Ponzio wants Nasdaq to continue with small stocks because Nasdaq is the best venue "to provide critical pools of liquidity for these overlooked stocks." Many of the latter, he insists, will be big companies in a few years, or are in the process of reorganizing and will return to profitability. Touizer disagrees with Ponzio.
"Nasdaq shouldn't continue with the OTCBB. It really doesn't have the driving desire to do this," Touizer added. Touizier's proposed solution is that Bulletin Board trading should be put in private hands. He says it should be run by a firm that exclusively operates Bulletin Board trading or has set up a subsidiary to do so.
Touizier's candidates would be a giant trading operation such as Instinet or Archipelago. Indeed, Instinet has INET, a venue for Bulletin Board trading. Then there is ArcaEdge, another Bulletin Board venue, which is run by Archipelago.
However, a Nasdaq OTC competitor had another suggestion. Nasdaq can stay in the small stocks game but on a nominal basis, according to Cromwell Coulson, chief executive of the Pink Sheets. He argues that its Bulletin Board operation should concentrate on trade reporting. "What they should do is keep the OTCBB designation, but just have it on the trade tape, SEC reported. Charge issuers to designate a symbol as SEC reported," Coulson said.

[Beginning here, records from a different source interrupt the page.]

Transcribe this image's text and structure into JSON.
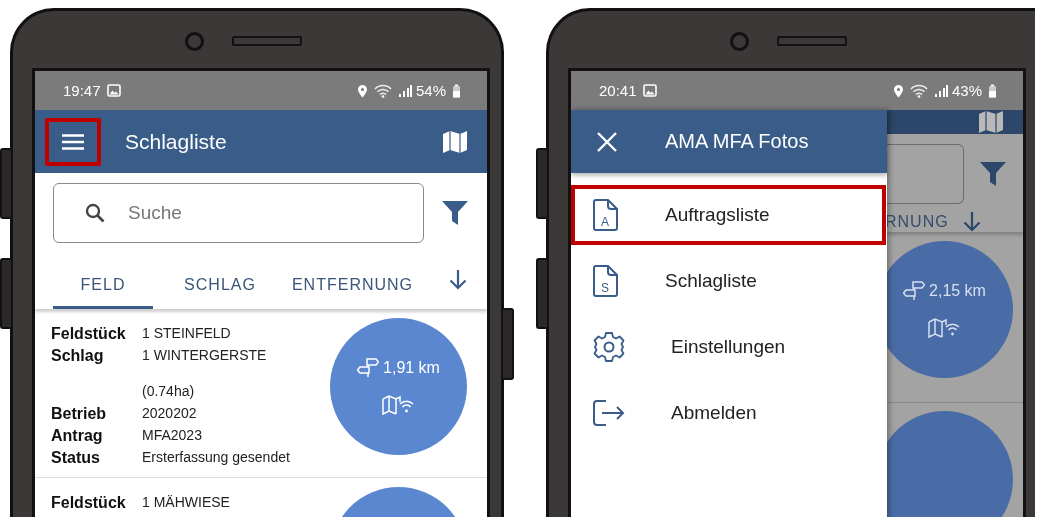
{
  "phones": [
    {
      "kind": "list",
      "status_bar": {
        "time": "19:47",
        "battery": "54%"
      },
      "app_bar": {
        "title": "Schlagliste",
        "menu_highlighted": true
      },
      "search": {
        "placeholder": "Suche"
      },
      "tabs": [
        {
          "label": "FELD",
          "selected": true
        },
        {
          "label": "SCHLAG",
          "selected": false
        },
        {
          "label": "ENTFERNUNG",
          "selected": false
        }
      ],
      "rows": [
        {
          "fields": [
            {
              "kind": "field",
              "label": "Feldstück",
              "value": "1 STEINFELD"
            },
            {
              "kind": "field",
              "label": "Schlag",
              "value": "1 WINTERGERSTE"
            },
            {
              "kind": "area",
              "value": "(0.74ha)"
            },
            {
              "kind": "field",
              "label": "Betrieb",
              "value": "2020202"
            },
            {
              "kind": "field",
              "label": "Antrag",
              "value": "MFA2023"
            },
            {
              "kind": "field",
              "label": "Status",
              "value": "Ersterfassung gesendet"
            }
          ],
          "distance": "1,91 km"
        },
        {
          "fields": [
            {
              "kind": "field",
              "label": "Feldstück",
              "value": "1 MÄHWIESE"
            }
          ]
        }
      ]
    },
    {
      "kind": "drawer",
      "status_bar": {
        "time": "20:41",
        "battery": "43%"
      },
      "drawer": {
        "title": "AMA MFA Fotos",
        "items": [
          {
            "kind": "document",
            "letter": "A",
            "label": "Auftragsliste",
            "highlighted": true
          },
          {
            "kind": "document",
            "letter": "S",
            "label": "Schlagliste",
            "highlighted": false
          },
          {
            "kind": "gear",
            "label": "Einstellungen",
            "highlighted": false
          },
          {
            "kind": "logout",
            "label": "Abmelden",
            "highlighted": false
          }
        ]
      },
      "background": {
        "tab_label": "RNUNG",
        "distance": "2,15 km"
      }
    }
  ]
}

This downsizing strategy, he added, would allow Nasdaq to keep all the trade data. The latter could be resold, and would also permit Nasdaq to oversee all limit order rules, Coulson said. Also, he argues that this would move Nasdaq away from offering quotations for penny stocks. Doing that today, Coulson contends, "tarnishes the Nasdaq brand name."
Nevertheless, the Nasdaq official noted that the OTCBB is a unique trade reporting and quotation operation and it "can't just be sold to someone." In the short term, this official said that the OTCBB will continue to be run by Nasdaq. In the long term, much will depend on the SEC's Reg NMS proposal on market structure and on the exchange application.
"We will certainly continue to operate OTCBB if the SEC doesn't allow trade reporting to go through an exchange," the Nasdaq official added. "My prediction is that OTCBB will be improved over the next six to eight months and that the market center itself will remain the same other than in improved functionality."